The definition of context in this situation depends mostly on who's turn it is and whether there is anything more pressing occurring at another part of the board. Remember that the filtering function was noted as not being a good idea because all of the board is important. This is why as the skewer might be very interesting, but not if there is a possible check mate taking shape on the opposite side of the board. The same can not always be said for context.
Context in the very early stages of the game is very important, especially in chess. If the opponent commits to a certain opening book move, chances are they will pursue it to it's goal. If this opening book move is recognized early, at least one or more subsequent move should be analyzed in the context of the motivations of the opening book sequence which has, and very well might be played out.

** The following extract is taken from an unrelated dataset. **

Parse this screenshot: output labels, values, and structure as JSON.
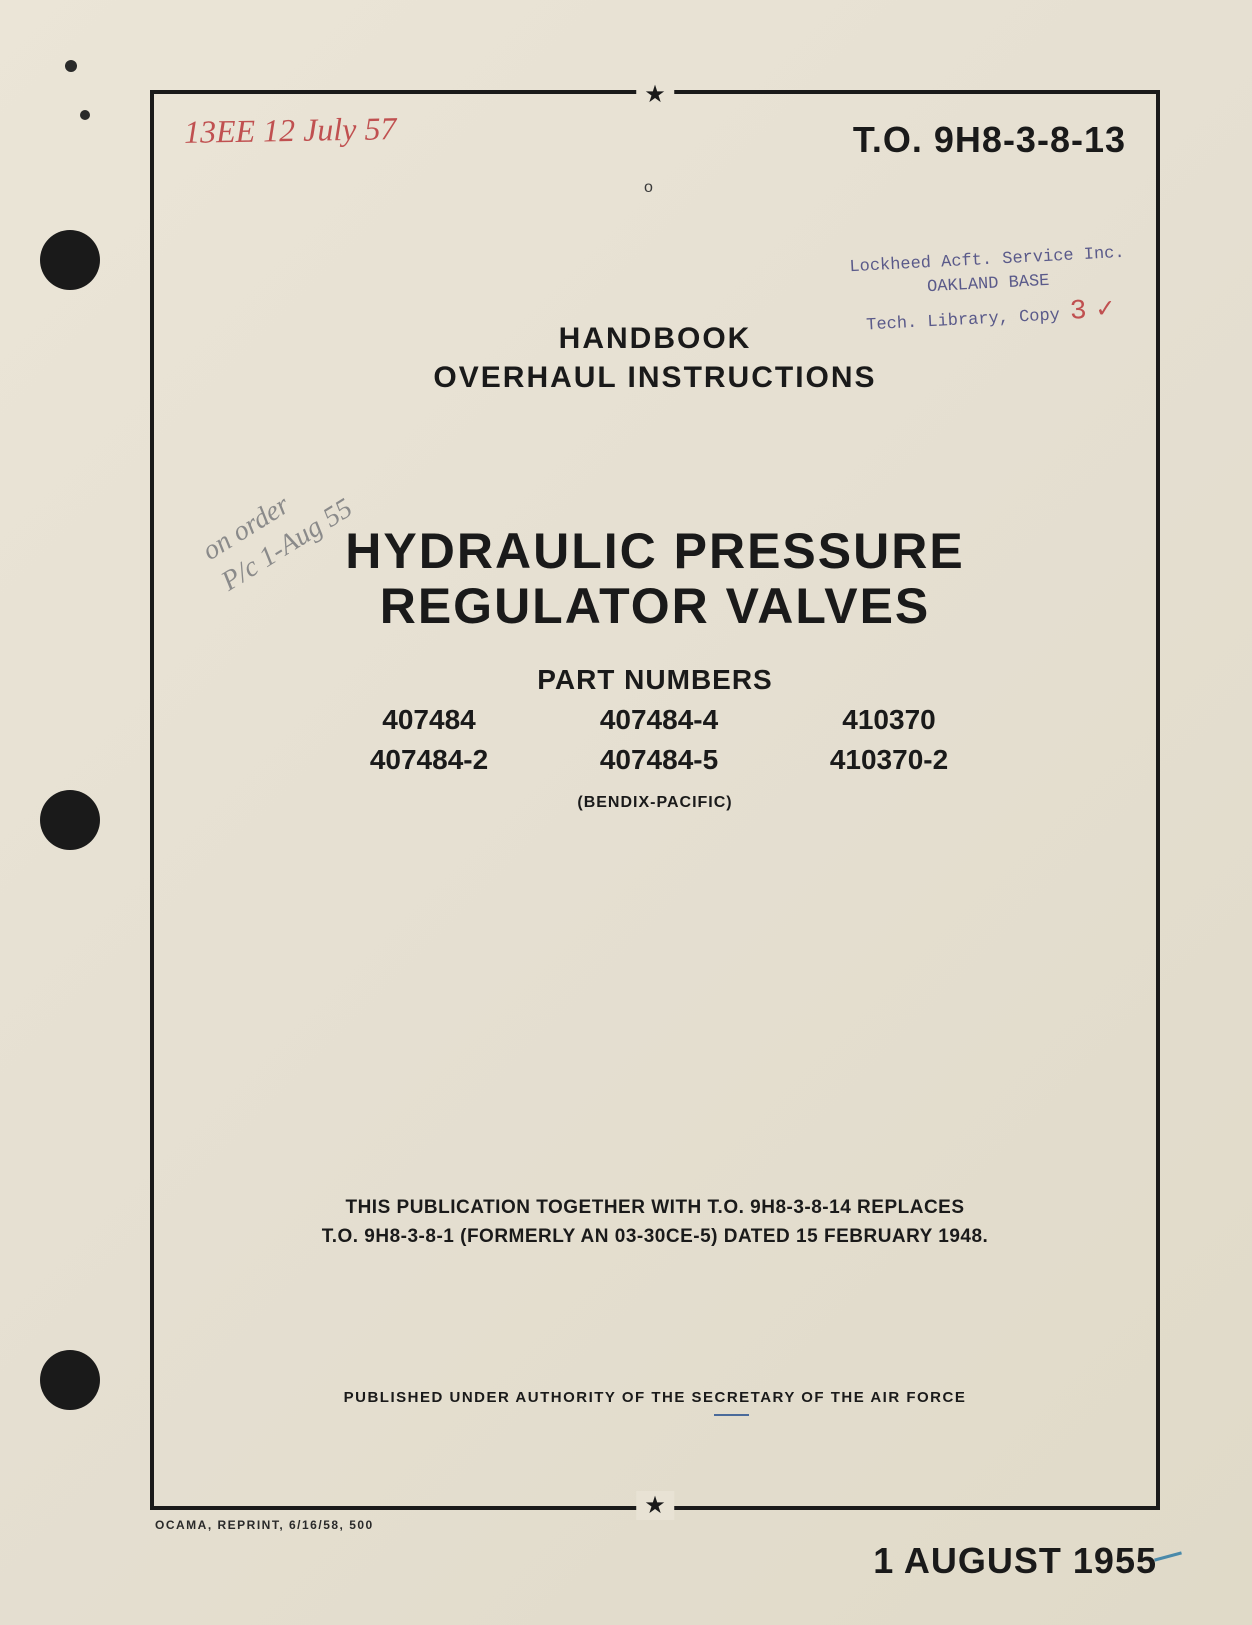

A clever chess player will allow the sequence to continue and try to take advantage of the known pattern taking place by setting up a means to foil the objective and position pieces to exploit the failed outcome.

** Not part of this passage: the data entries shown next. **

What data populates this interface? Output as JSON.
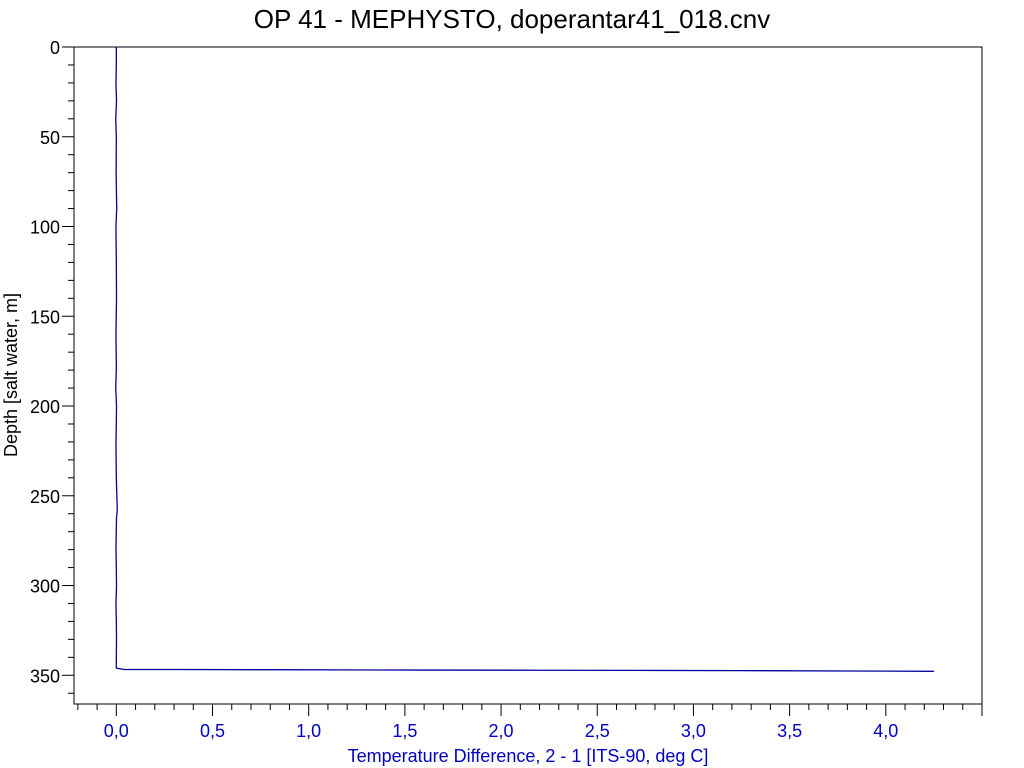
{
  "chart_data": {
    "type": "line",
    "title": "OP 41 - MEPHYSTO, doperantar41_018.cnv",
    "xlabel": "Temperature Difference, 2 - 1 [ITS-90, deg C]",
    "ylabel": "Depth [salt water, m]",
    "xlim": [
      -0.22,
      4.5
    ],
    "ylim": [
      366,
      0
    ],
    "y_inverted": true,
    "grid": false,
    "x_ticks": [
      "0,0",
      "0,5",
      "1,0",
      "1,5",
      "2,0",
      "2,5",
      "3,0",
      "3,5",
      "4,0"
    ],
    "x_tick_values": [
      0,
      0.5,
      1.0,
      1.5,
      2.0,
      2.5,
      3.0,
      3.5,
      4.0
    ],
    "y_ticks": [
      "0",
      "50",
      "100",
      "150",
      "200",
      "250",
      "300",
      "350"
    ],
    "y_tick_values": [
      0,
      50,
      100,
      150,
      200,
      250,
      300,
      350
    ],
    "series_color": "#0000a0",
    "axis_color": "#000000",
    "x_tick_color": "#0000c0",
    "series": [
      {
        "x": [
          0.0,
          0.0,
          -0.002,
          0.001,
          -0.003,
          0.0,
          -0.001,
          0.002,
          -0.002,
          0.0,
          0.001,
          -0.002,
          0.0,
          -0.003,
          0.001,
          0.0,
          -0.002,
          0.0,
          0.005,
          0.001,
          -0.002,
          0.0,
          0.001,
          -0.002,
          0.0,
          0.001,
          0.0,
          0.0,
          0.04,
          0.3,
          0.8,
          1.15,
          1.6,
          2.2,
          2.8,
          3.22,
          3.8,
          4.25
        ],
        "y": [
          0,
          10,
          20,
          30,
          40,
          50,
          70,
          90,
          100,
          120,
          140,
          160,
          178,
          190,
          200,
          210,
          220,
          240,
          258,
          262,
          280,
          290,
          300,
          310,
          320,
          330,
          340,
          346,
          346.8,
          346.8,
          346.9,
          347.0,
          347.1,
          347.2,
          347.3,
          347.4,
          347.6,
          347.8
        ]
      }
    ]
  }
}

Note that none of this actually deals with computing a next move. Rather, this recognition process it to give information to a piece of intelligence which will make the next move. The only thing that the discussed AI wants to do is to recognize a pattern which it knows something about.
Looking briefly at the relations relaxation possibilities, again, consider the skewer. The a fore mentioned model did not take into account orientation of pieces, such as distance or numbers involved in the attack vector above two. These details are left out because they do not affect the basic play involved in the scheme. Because of the exacting nature of chess, it is very difficult to apply relaxation techniques to board states. A more appropriate use of relation relaxation would be to generalize about the state of the board. Consider the placement of all the powerful pieces in the center of the board. Some generalization can be made about this situation. These generalizations might also help to choose an appropriate context. Is ownership of the center of the board a defensive or offensive act? Should it be taken as a sign of an aggressive player and thus should the computer assume a defensive strategy until it can secure a hold on its position?
It is clear that there are correlations between multiple branches of AI which can be applied to other branches. In this case it seems that the more general problem of recognizing information in a different but equivalent state is critical to many AI applications. A computer can benefit from recognizing where it has been before in an office and what it has done before in a game and even how a word is pronounced multiple times. The overlap is amazing and seems to point to a smaller set of generalized problems common to all AI fields.
BIBLIOGRAPHY
1. "Control Strategies for Two Player Games", Bruce Abramson, ACM Computing Survey, Vol 21, No. 2., June 1989.
2. "Computational Strategies for Object Recognition", Paul Suetens, ACM Computing Surveys, Vol 24, No. 1., March 1992.
3. "Model Based Recognition in Robot_ Vision", Roland T. Chin, Charles R. Dyer, ACM Computing Surveys, Vol. 18. No. 1., March 1987
4. http://www.dontveter.com/basisofai/basisofai.html, Donald Tveter, "The Pattern Recognition Basis of AI".
5. "Uncertainty in AI", Scott M Thomson, comp.ai.games, March 31, 1995.